9. Diante do exposto, pelo meu voto, nego provimento à apelação.
FRANCISCO LOUREIRO
Corregedor Geral da Justiça e Relator
Notas:
[1] Tratado de Direito Privado: parte geral: negócios jurídicos, representação, conteúdo, forma, prova. Atualizada por Marco ardt. São Paulo: Revista dos Tribunais, 2012, p. 215. t. III.
[2] de Janeiro: Forense, 1983, p. 111.
[3] op. cit., p. 112-116.
[4] Renúncia a direitos contratuais … In: Novos estudos e pareceres de Direito Privado. São Paulo: Saraiva, 2009, p. 91.

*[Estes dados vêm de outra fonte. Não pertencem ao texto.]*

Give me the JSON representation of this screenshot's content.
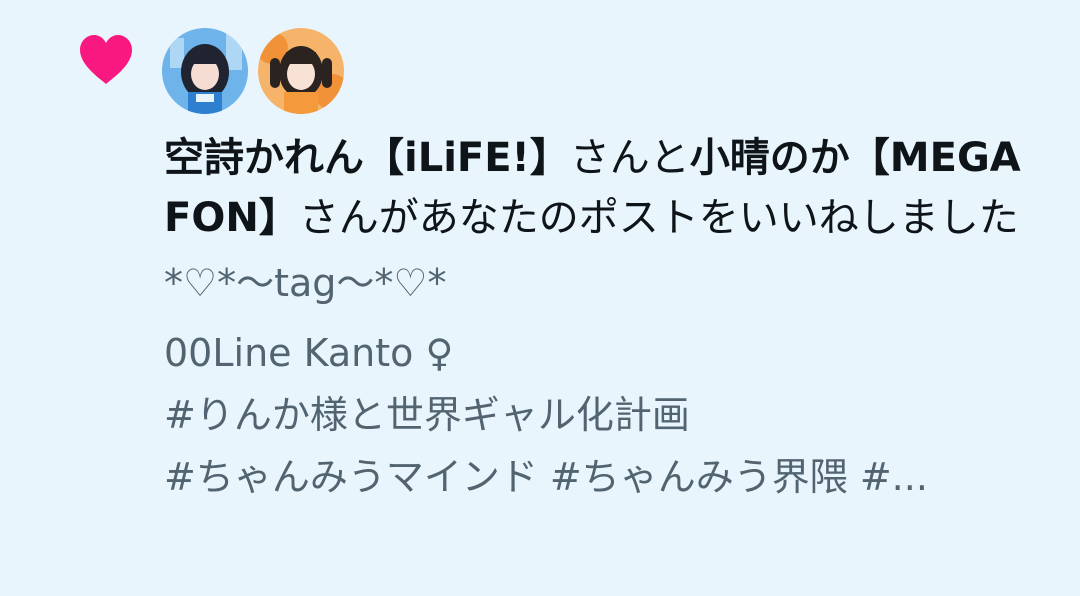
{
  "notification": {
    "icon": "heart-icon",
    "icon_color": "#f91880",
    "avatars": [
      {
        "name": "avatar-user-1",
        "accent": "#5aa8e8"
      },
      {
        "name": "avatar-user-2",
        "accent": "#f08a2c"
      }
    ],
    "message": {
      "user1": "空詩かれん【iLiFE!】",
      "and": "さんと",
      "user2": "小晴のか【MEGAFON】",
      "action": "さんがあなたのポストをいいねしました"
    },
    "post_preview": {
      "line1": "*♡*〜tag〜*♡*",
      "line2": "00Line  Kanto ♀",
      "line3": "#りんか様と世界ギャル化計画",
      "line4": "#ちゃんみうマインド #ちゃんみう界隈 #..."
    }
  },
  "colors": {
    "background": "#e8f5fd",
    "text_primary": "#0f1419",
    "text_secondary": "#536471"
  }
}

[5] Pontes de Miranda, op. cit., p. 216.
[6] Orlando Gomes. Direitos rea rto Theodoro Júnior. Rio de Janeiro: Forense, 2001, p. 185.
[7] Carlos Edison do Rêgo Monteiro Filho, Pablo Renteria. Fundamentos do Direito Civil: direitos reais. Gustavo Tepedino (org.). Rio de Janeiro: Forense, 2020, p. 190.
[8] Art. 169. Todos os atos enumerados no art. 167 desta Lei … serão efetuados na serventia da situação do imóvel …
[9] Princípios do registro imobiliário formal. In: Introdução ao Direito Notarial e Registral. Ricardo Dip (coord.). Porta Alegre: SafE, 2004, p. 176.
[10] Registro de Imóveis. 2.ª ed. Rio de Janeiro: Forense, 1977, p. 154.
[11] Registro de Imóveis. 2.ª ed. Rio de Janeiro: Forense, 2024, p. 16-17.
[12] Ricardo Dip. Sobre a qualificação no registro de imóveis. In: Revista de Direito Imobiliário. n. 29, p. 33-72, janeiro-junho 1992. p. 55.
[13] Item 10. Todos os atos enumerados no item acima são obrigatórios e deverão ser efetuados no cartório da situação do imóvel, observado o seguinte:
(…)
II – as averbações serão efetuadas na matrícula ou à margem do registro (transcrição ou inscrição) a que se referirem, ainda que o imóvel tenha passado a pertencer a outra circunscrição, sempre que a matrícula não puder ser aberta no cartório da atual situação do imóvel; a impossibilidade de abrir-se matrícula no cartório da atual situação do imóvel deve ser justificada em nota devolutiva.
[14] Art. 214. (…)
§ 4.º Bloqueada a matrícula, o oficial não poderá mais nela praticar qualquer ato, salvo com autorização judicial, permitindo-se, todavia, aos interessados a prenotação de seus títulos, que ficarão com o prazo prorrogado até a solução do bloqueio.